Miami Beach

Miami Beach may legalize liquor on the beach

Frosty, alcoholic drinks are a mainstay on the sand in Miami Beach. They’re also illegal, according to the city.

But maybe not for much longer.

Miami Beach commissioners on Wednesday may take up a years-old discussion about whether to allow ocean-side alcohol sales.

City staff have recommended moving forward with a suggestion by the Neighborhood and Community Affairs Committee to legalize “the sale, service, possession and consumption of alcoholic beverages within designated approved beach concession” areas.

An approval from the City Commission would simply authorize staffers to start talks with the Greater Miami and the Beaches Hotel Association and other local stakeholders — including residents — to come up with new rules.

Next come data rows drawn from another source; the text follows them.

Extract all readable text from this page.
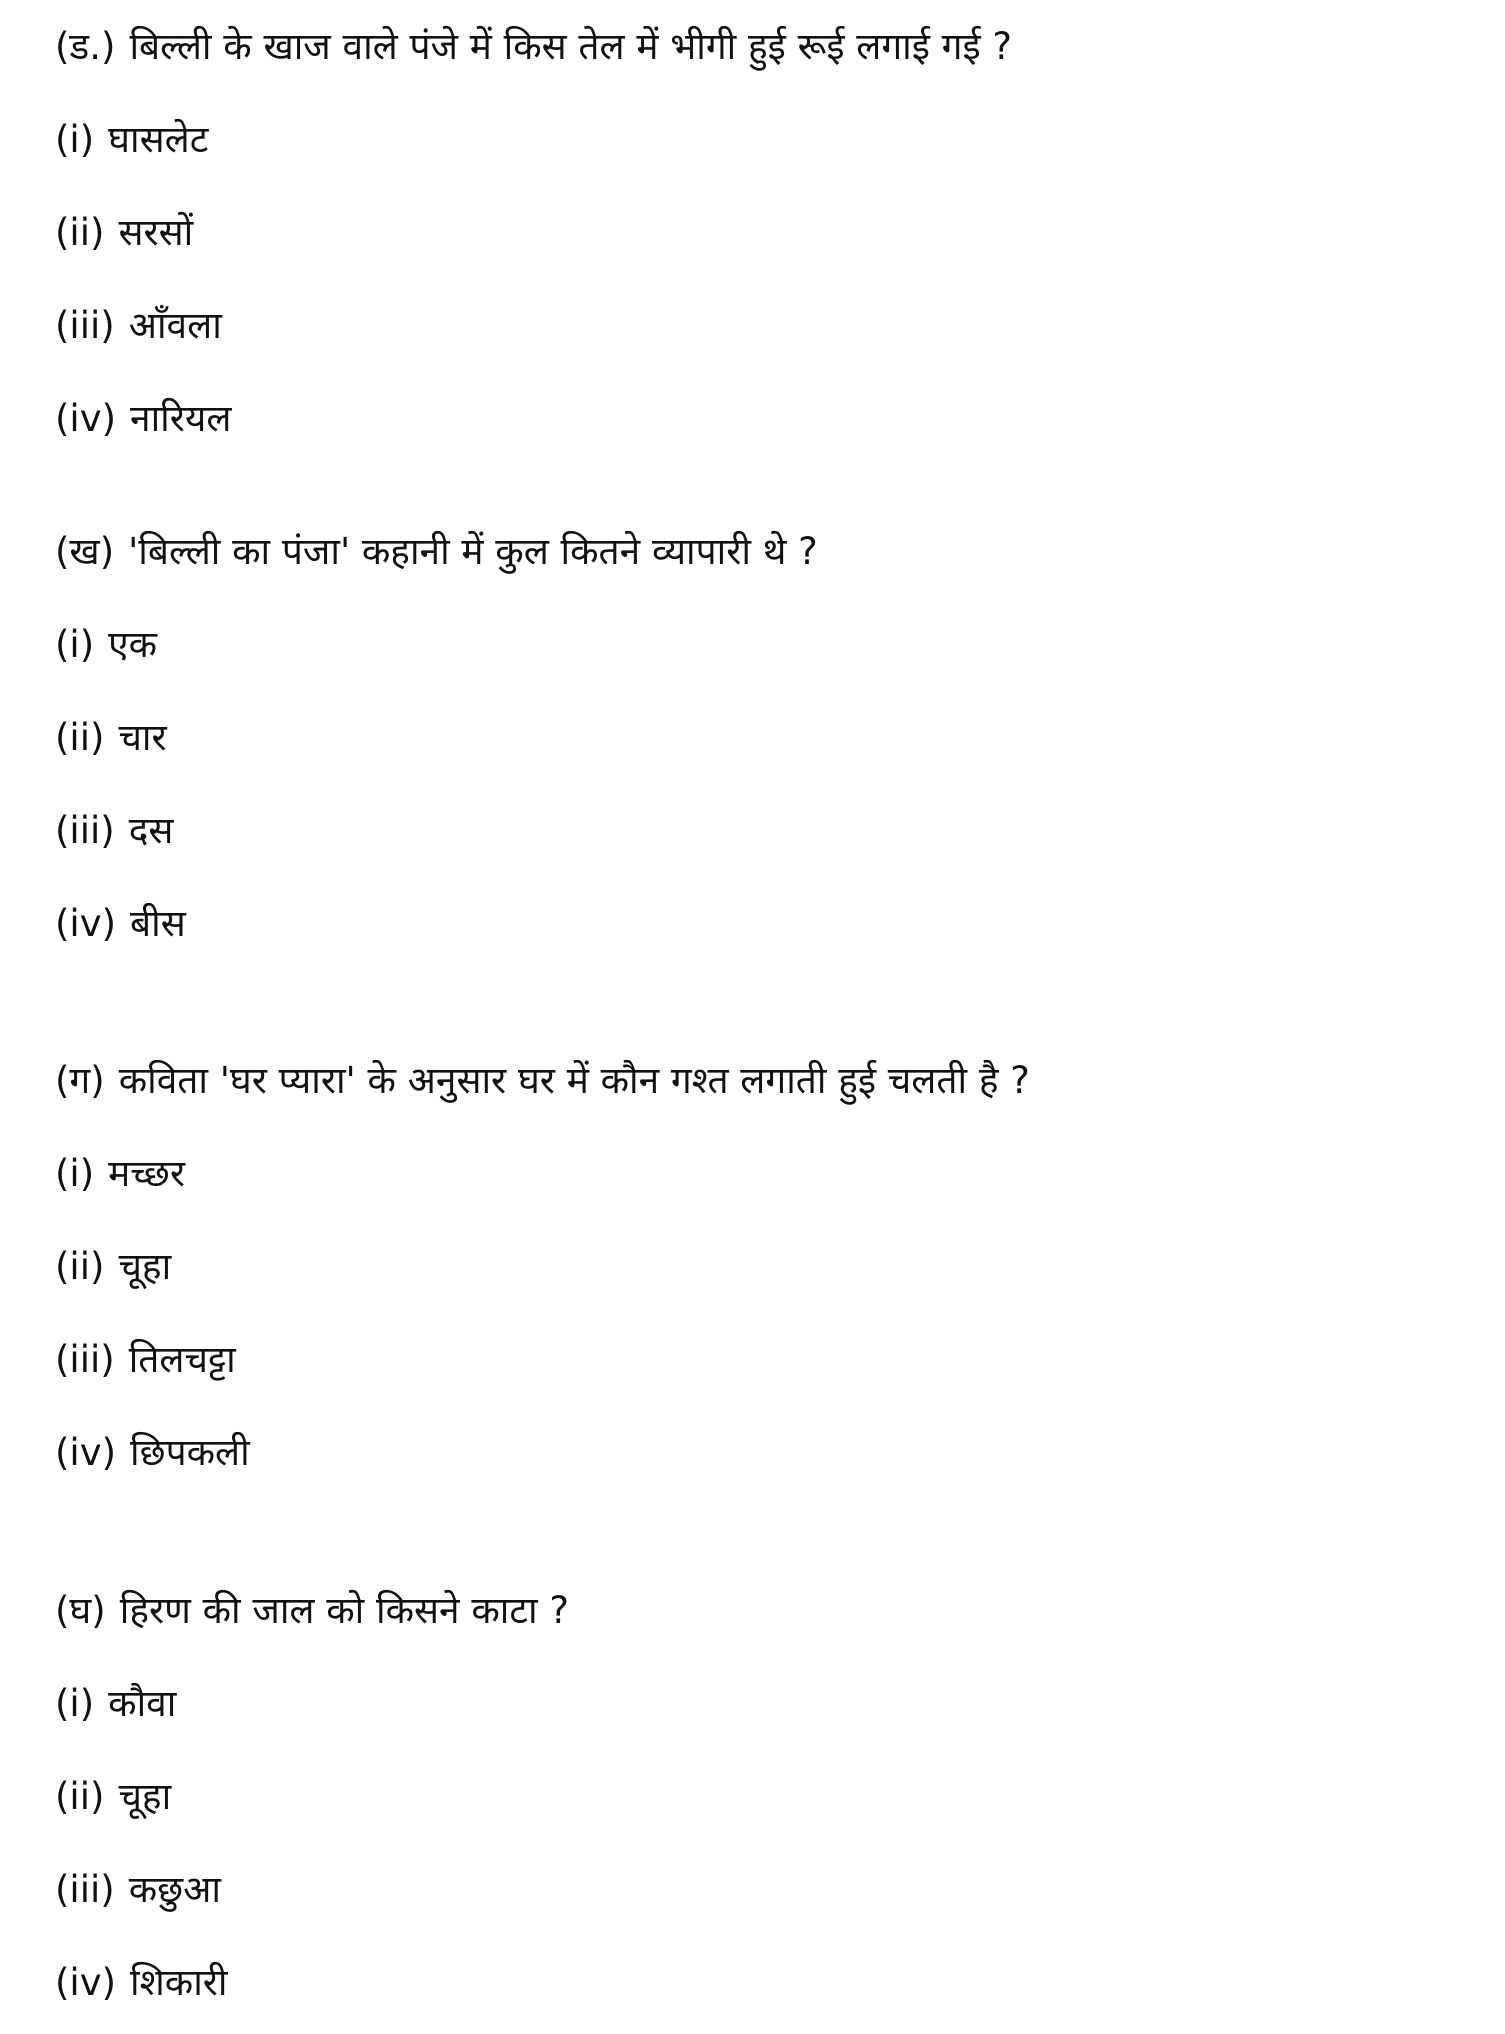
(ख) 'बिल्ली का पंजा' कहानी में कुल कितने व्यापारी थे ?
(i) एक
(ii) चार
(iii) दस
(iv) बीस
(ग) कविता 'घर प्यारा' के अनुसार घर में कौन गश्त लगाती हुई चलती है ?
(i) मच्छर
(ii) चूहा
(iii) तिलचट्टा
(iv) छिपकली
(घ) हिरण की जाल को किसने काटा ?
(i) कौवा
(ii) चूहा
(iii) कछुआ
(iv) शिकारी
(ड.) बिल्ली के खाज वाले पंजे में किस तेल में भीगी हुई रूई लगाई गई ?
(i) घासलेट
(ii) सरसों
(iii) आँवला
(iv) नारियल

Commissioner Jerry Libbin said Tuesday that he plans to ask for a deferral of the discussion. He wants residents, hoteliers and Ocean Drive merchants to work together to draft a sensible approach to dealing with drinking on the beach.

“We’re not talking about expansion, and setting up renegade bars on the beach. ...We’re talking about something that’s been going on for umpteen years,” Libbin said.

Not on the table, according to Libbin: whether to allow beachgoers to bring their own coolers of booze.

Beachgoers could drink only beverages purchased from licensed sellers — presumably the hotels — and drinks would have to be consumed in specified areas. To-go cups would not be allowed, he added.

He added that the proposed regulations would place certain responsibilities on hotels.

“You can’t serve too much alcohol. You have to keep the place clean. You’ll be legally liable,” Libbin said.

Currently, hotels in Miami Beach openly ferry beers and cocktails to patrons lounging on beach chairs, even though City Attorney Jose Smith rendered a legal opinion in 2010 that doing so is against city code and against the hotels’ concession agreements with the city.

Enforcement was put on hold until the city decided what to do about hotels serving liquor to beachgoers.

Despite the ongoing sales, resident activists have sent emails to commissioners to urge them not to legalize the practice, saying beach boozers leave behind litter and create a ruckus.

“Drunks on the beach are a terrific advertisement for our city, are they not? (Note that this is sarcasm...) I see more and more tourists with children on our beach. Why expose this positive tourist element to rowdy, out of control drunks?” resident Jo Manning wrote to commissioners.

Alex Tachmes, an attorney who represents dozens of Miami Beach hotels, wouldn’t comment on the current legality of serving drinks on the beach, but said his clients welcome the discussion.

Being able to enjoy a glass of wine or margarita on the sand, he said, is expected of international resort communities like Miami Beach.

“It’s something that tourists expect to be able to do when they’re staying a hotel paying $500 a night,” Tachmes said.

Yet to be worked out: how the city would levy fees on hotels if alcohol sales are allowed. City documents show that staffers are considering charging a minimum guarantee or a percentage of sales.

The latter, Tachmes said, “is not going to resonate well with our tourism industry.”